The Aristides de Sousa Mendes Museum, in Cabanas de Viriato, received a special visit this week. An American Holocaust survivor was one of the refugees who managed to escape German troops during World War II, thanks to a Portuguese visa.
One of the refugees who fled the persecution of German troops during World War II, thanks to a Portuguese visa, this week visited the . The museum opened a year ago and has now joined four more survivors’ names to the long list of people directly and indirectly saved by the Portuguese consul, who one day dared to challenge Salazar.
Mireille Szajko is 87 years old. He returns to Portugal, from where, just two years old, he left for the American dream, leaving behind the persecution in a seizure in seizure with World War II.
The memories are, of course, few, but the documents kept by the mother show that the visit to the Aristides de Sousa Mendes Museum, the Portuguese consul in Bordeaux, has a lot of symbolism.
The story tells that the Portuguese consul saved about 30,000 people from the war, a number that no one can define for sure, because only in the case of the Szajko family has now joined four more names to the mural.
Mireille fEz Life in America, but did not forget Europe. It is now officially the first refugee played by Aristides’s firmness to visit the house where the Portuguese consul was born.

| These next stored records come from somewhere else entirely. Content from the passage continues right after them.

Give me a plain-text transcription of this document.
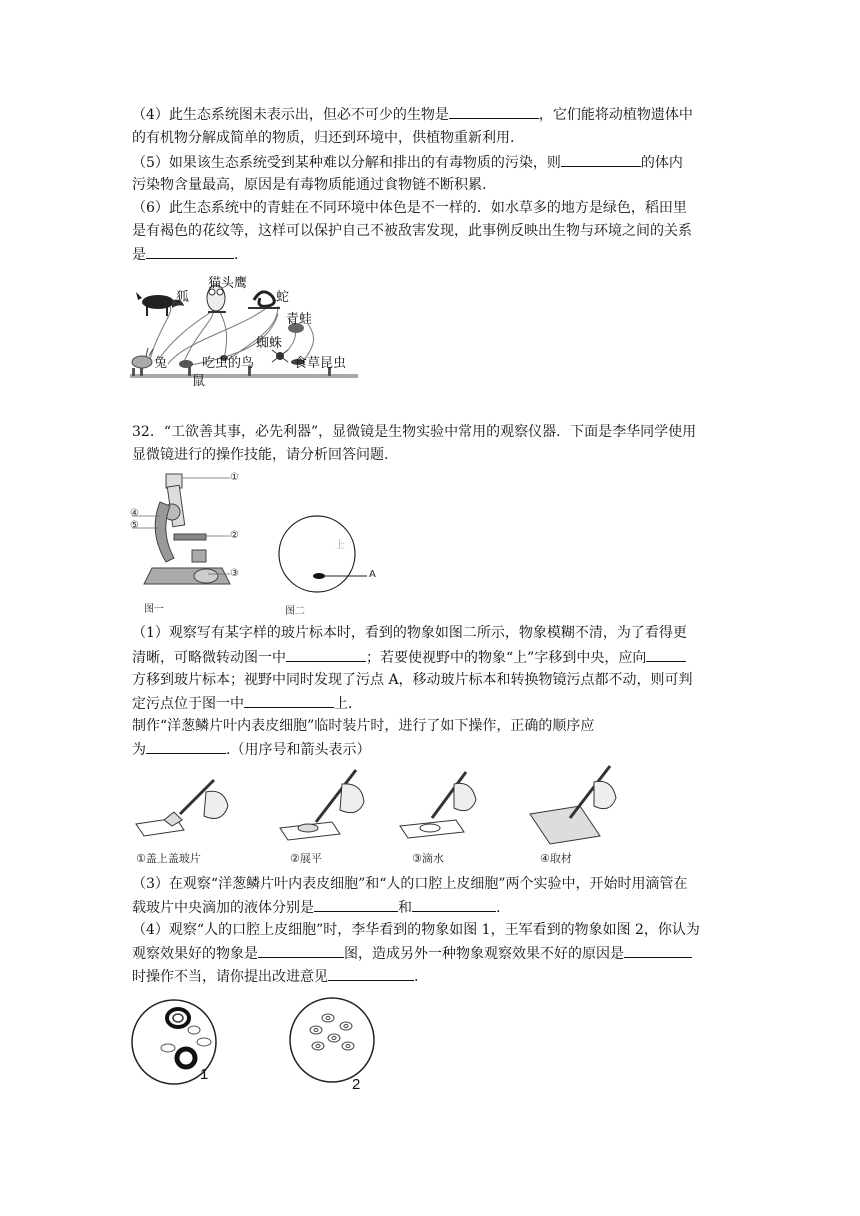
（4）此生态系统图未表示出，但必不可少的生物是	，它们能将动植物遗体中
的有机物分解成简单的物质，归还到环境中，供植物重新利用.
（5）如果该生态系统受到某种难以分解和排出的有毒物质的污染，则	的体内
污染物含量最高，原因是有毒物质能通过食物链不断积累.
（6）此生态系统中的青蛙在不同环境中体色是不一样的．如水草多的地方是绿色，稻田里
是有褐色的花纹等，这样可以保护自己不被敌害发现，此事例反映出生物与环境之间的关系
是	.
狐
猫头鹰
蛇
青蛙
蜘蛛
兔
鼠
吃虫的鸟	食草昆虫
32．“工欲善其事，必先利器”，显微镜是生物实验中常用的观察仪器．下面是李华同学使用
显微镜进行的操作技能，请分析回答问题.
①
②
③
④
⑤
图一
上
A
图二
（1）观察写有某字样的玻片标本时，看到的物象如图二所示，物象模糊不清，为了看得更
清晰，可略微转动图一中	；若要使视野中的物象“上”字移到中央，应向
方移到玻片标本；视野中同时发现了污点 A，移动玻片标本和转换物镜污点都不动，则可判
定污点位于图一中	上.
制作“洋葱鳞片叶内表皮细胞”临时装片时，进行了如下操作，正确的顺序应
为	.（用序号和箭头表示）
①盖上盖玻片	②展平	③滴水	④取材
（3）在观察“洋葱鳞片叶内表皮细胞”和“人的口腔上皮细胞”两个实验中，开始时用滴管在
载玻片中央滴加的液体分别是	和	.
（4）观察“人的口腔上皮细胞”时，李华看到的物象如图 1，王军看到的物象如图 2，你认为
观察效果好的物象是	图，造成另外一种物象观察效果不好的原因是
时操作不当，请你提出改进意见	.
1
2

The Portuguese visa was signed by Emile Gisssot, at the Portuguese embassy in Toulouse, in 1940. Aristides de Sousa Mendes was already, by this time, in Lisbon, where he returned by express order of Salazar, to prevent the Bordeaux Consul from continuing to pass visas to those who fled the war.
But the order of the diplomat continued to be fulfilled by many of the employees of the different consulates, with respect to Aristides de Sousa Mendes.
This guided tour of the museum was part of the American project that brought to Portugal 20 educators to know the history of the old consul.